Project awarded Arboricultural Association Research Grant funding
Climber Jake Radford preparing to carry out veteranisation treatments: 70% isopropanol and 10% bleach was used to sterilise bars, chains and side-cover interiors between treatments.
Since my early days as an arb student at Cannington College in 2012 I have been fascinated by ancient and veteran trees. As many readers know, ancient trees support a diverse plethora of organisms leading to complex interacting communities of both macro- and microorganisms, with complex coevolutionary relationships.
An in-progress fungal DNA isolation from environmental samples, preparing molecular samples for amplification and sequencing.
Fungal isolate grown on artificial growth medium isolated from oak canopy deadwood.
One of the distinguishing habitat features of ancient trees is a varied abundance of deadwood with varying microclimatic conditions that can be utilised by species in a myriad of ways.
Species dependent on deadwood for part – or all – of their lifecycle are termed saproxylic and are amongst the most threatened group of organisms. With a recent IUCN report claiming 18% of Europe’s saproxylic beetles are at risk of extinction due to a decline in ancient tree habitat, it is clear that action must be taken to conserve saproxylic biodiversity.
As a keen conservationist and aspiring arb, when I first learned about veteranisation practices I soon found myself with more questions than answers. How can we justify damaging healthy trees? Are the outcomes what we intended? The potential benefits of veteranisation were obvious to me, but I remained sceptical about how such sensitive work should be approached. Fast forward a few years and I am now a biology undergraduate student at Cardiff University and thanks to the AA I have a research grant to start answering these questions.

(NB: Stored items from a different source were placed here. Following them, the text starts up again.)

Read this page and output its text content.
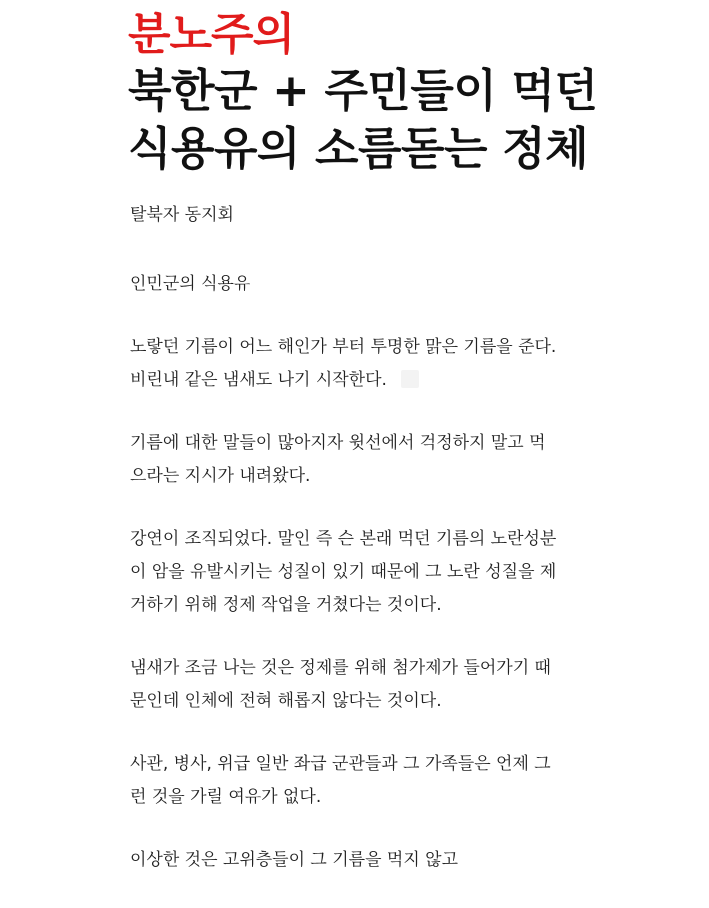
분노주의
북한군 + 주민들이 먹던
식용유의 소름돋는 정체
탈북자 동지회

인민군의 식용유

노랗던 기름이 어느 해인가 부터 투명한 맑은 기름을 준다.
비린내 같은 냄새도 나기 시작한다.

기름에 대한 말들이 많아지자 윗선에서 걱정하지 말고 먹
으라는 지시가 내려왔다.

강연이 조직되었다. 말인 즉 슨 본래 먹던 기름의 노란성분
이 암을 유발시키는 성질이 있기 때문에 그 노란 성질을 제
거하기 위해 정제 작업을 거쳤다는 것이다.

냄새가 조금 나는 것은 정제를 위해 첨가제가 들어가기 때
문인데 인체에 전혀 해롭지 않다는 것이다.

사관, 병사, 위급 일반 좌급 군관들과 그 가족들은 언제 그
런 것을 가릴 여유가 없다.

이상한 것은 고위층들이 그 기름을 먹지 않고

Saprotrophic fungi are the major agents of wood decomposition and one of the largest groups of organisms dependent on deadwood. Saprotrophic fungi act as ecosystem engineers, defining microhabitat characteristics as well as mediating nutrient availability to other organisms.
Setting out to investigate the impacts of veteranisation on fungal community structure, five different chainsaw treatments were designed and applied to the branches of mature oak trees. As fungal community succession is sensitive to initial colonising conditions (gaseous and moisture regimes) and the identity of initial colonisers (priority effect), it is thought that different treatments may lead to the development of distinct fungal communities.
Veteranised branches, healthy branches and branches that have died naturally will be analysed in the laboratory. First, fungi will be grown on artificial growth media in order to analyse the spatial distribution of the dominant basidiomycete community. Secondly, molecular methods will be employed to gain a deeper insight into the composition of fungal communities by extracting and sequencing fungal DNA from within the branches.
The AA research grant will help fund High-throughput DNA sequencing work for this study. Molecular methods, such as High-throughput sequencing, are a powerful tool in the identification of fungal species. Many fungal species are not readily culturable with current methods; DNA sequencing will provide further insights into community responses that are unattainable with culture-based approaches.
As arbs we are often on the front line of saproxylic conservation and have the collective ability to make a positive impact on saproxylic biodiversity. However, it is important that our management aims are supported by a strong evidence base and theoretical framework. With support from the AA I hope my research will be of use to both the practitioner and consultant. I look forward to updating the community on the progress of my research and would like to thank the AA for supporting this project.